Energy: A Global Market, a Domestic Need

By January 9, 2007Energy

The latest news from South America features familiar and depressing stories about Venezuela’s caudillo, Hugo Chavez, destroying more of the country’s productive wealth by nationalizing the telecommunications industry and electric utilities. And he sent a threatening message to foreign oil companies:

International companies have the control of the upgrading of heavy crude. No! This should pass to be property of the state.

Not that socialism — and concommitant draining of oil revenues to serve populist ends — has served Venezuela’s oil industry well. Investment has plunged and productivity faltered.

The consequences may damage the U.S. economy, according to this June 2006 GAO report on energy security (.pdf file):

(Long-term) reductions in Venezuela’s oil production and exports are a concern for U.S. energy security, especially in light of current tight supply and demand conditions in the world oil market. If Venezuela fails to maintain or expand its current level of production, the world oil market may become even tighter than it is now, putting further pressure on both the level and volatility of energy prices.

Venezuela is one of several major oil-producing countries where corruption, incompetence and lack of investment may cripple the flow of petroleum from government-run companies. Foremost among them are Mexico and Russia, with Nigeria and other African nations in the running, notes Ronald Bailey in this illuminating piece on the Reason Magazine website.

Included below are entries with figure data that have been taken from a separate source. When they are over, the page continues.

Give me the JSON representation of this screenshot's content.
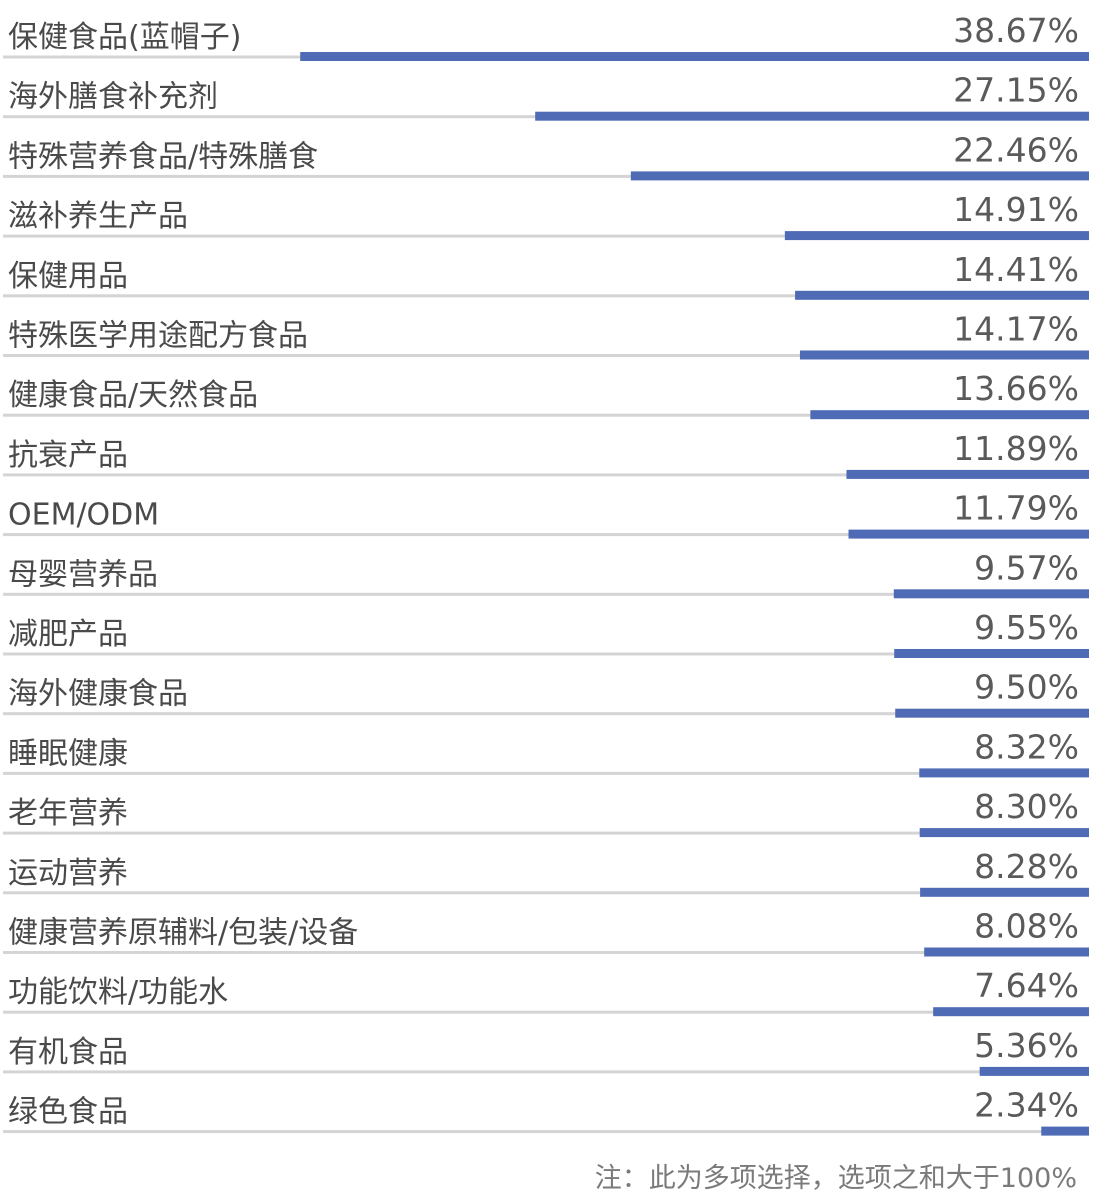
{
  "chart_data": {
    "type": "bar",
    "orientation": "horizontal",
    "categories": [
      "保健食品(蓝帽子)",
      "海外膳食补充剂",
      "特殊营养食品/特殊膳食",
      "滋补养生产品",
      "保健用品",
      "特殊医学用途配方食品",
      "健康食品/天然食品",
      "抗衰产品",
      "OEM/ODM",
      "母婴营养品",
      "减肥产品",
      "海外健康食品",
      "睡眠健康",
      "老年营养",
      "运动营养",
      "健康营养原辅料/包装/设备",
      "功能饮料/功能水",
      "有机食品",
      "绿色食品"
    ],
    "values": [
      38.67,
      27.15,
      22.46,
      14.91,
      14.41,
      14.17,
      13.66,
      11.89,
      11.79,
      9.57,
      9.55,
      9.5,
      8.32,
      8.3,
      8.28,
      8.08,
      7.64,
      5.36,
      2.34
    ],
    "value_labels": [
      "38.67%",
      "27.15%",
      "22.46%",
      "14.91%",
      "14.41%",
      "14.17%",
      "13.66%",
      "11.89%",
      "11.79%",
      "9.57%",
      "9.55%",
      "9.50%",
      "8.32%",
      "8.30%",
      "8.28%",
      "8.08%",
      "7.64%",
      "5.36%",
      "2.34%"
    ],
    "unit": "%",
    "grid": false,
    "legend": "none",
    "note": "注：此为多项选择，选项之和大于100%",
    "colors": {
      "bar": "#4f6bb5",
      "track": "#d4d4d4",
      "label": "#4a4a4a",
      "value": "#5a5a5a",
      "note": "#7a7a7a"
    }
  }
}
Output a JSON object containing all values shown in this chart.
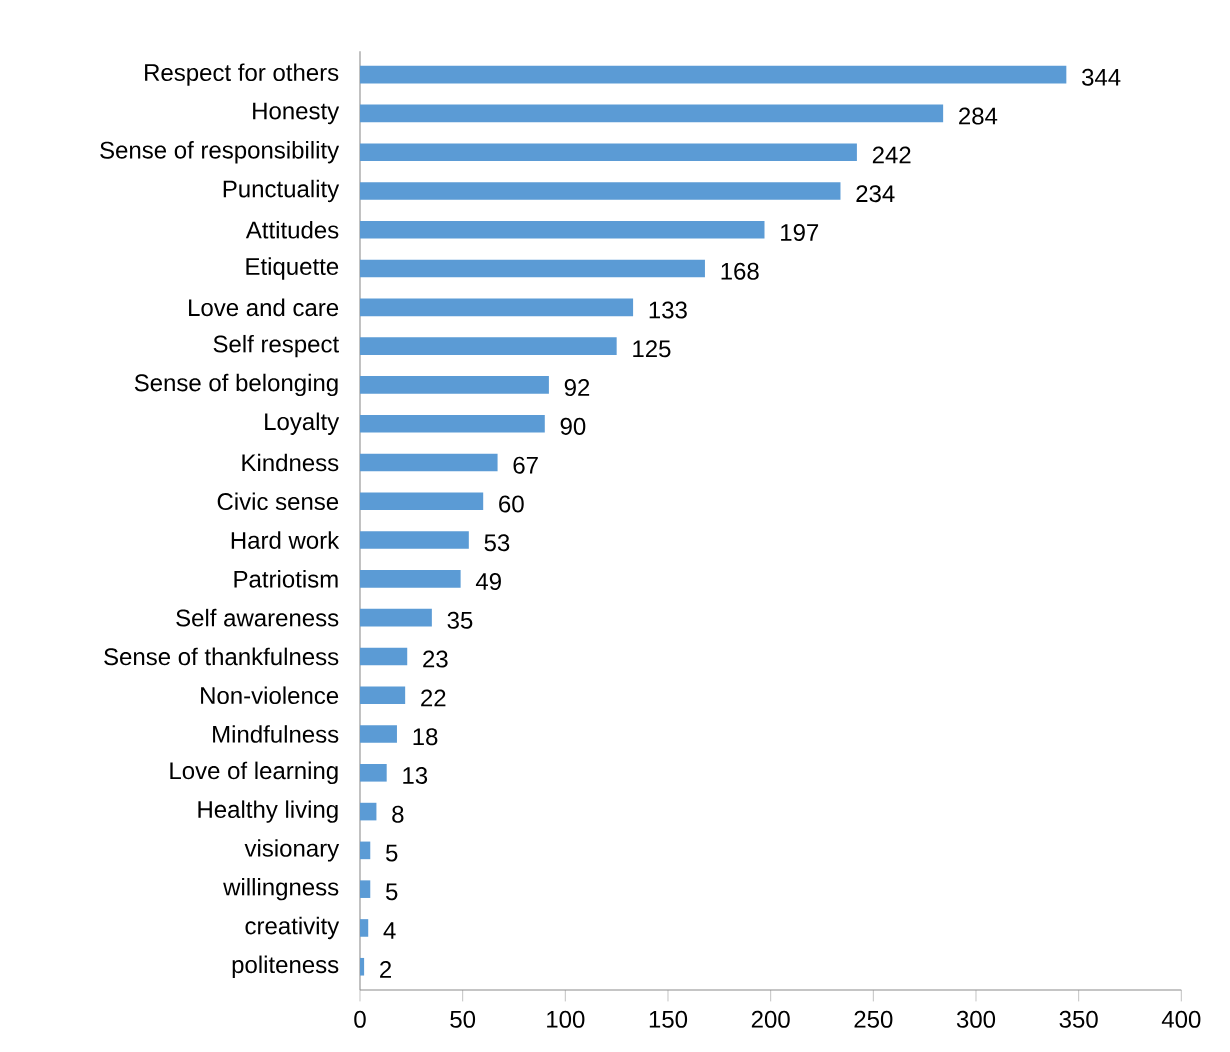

We hear a lot from the new Congress about achieving “energy independence,” but the rhetoric seems too often divorced for international reality and market forces. In the real world, corrupt, power-hungry and inefficient state monopolies are threatening the supply of oil, a global commodity. In that real world, singling out the U.S. oil industry for punitive tax treatment and blocking further energy development on government lands makes no sense at all — economically OR politically.

Or, as the Detroit News put it, cutting to the chase: “Special tax breaks to encourage oil and gas exploration are also in the Democrats’ sights. We know where this will lead — less exploration, tighter supplies and higher prices for consumers.”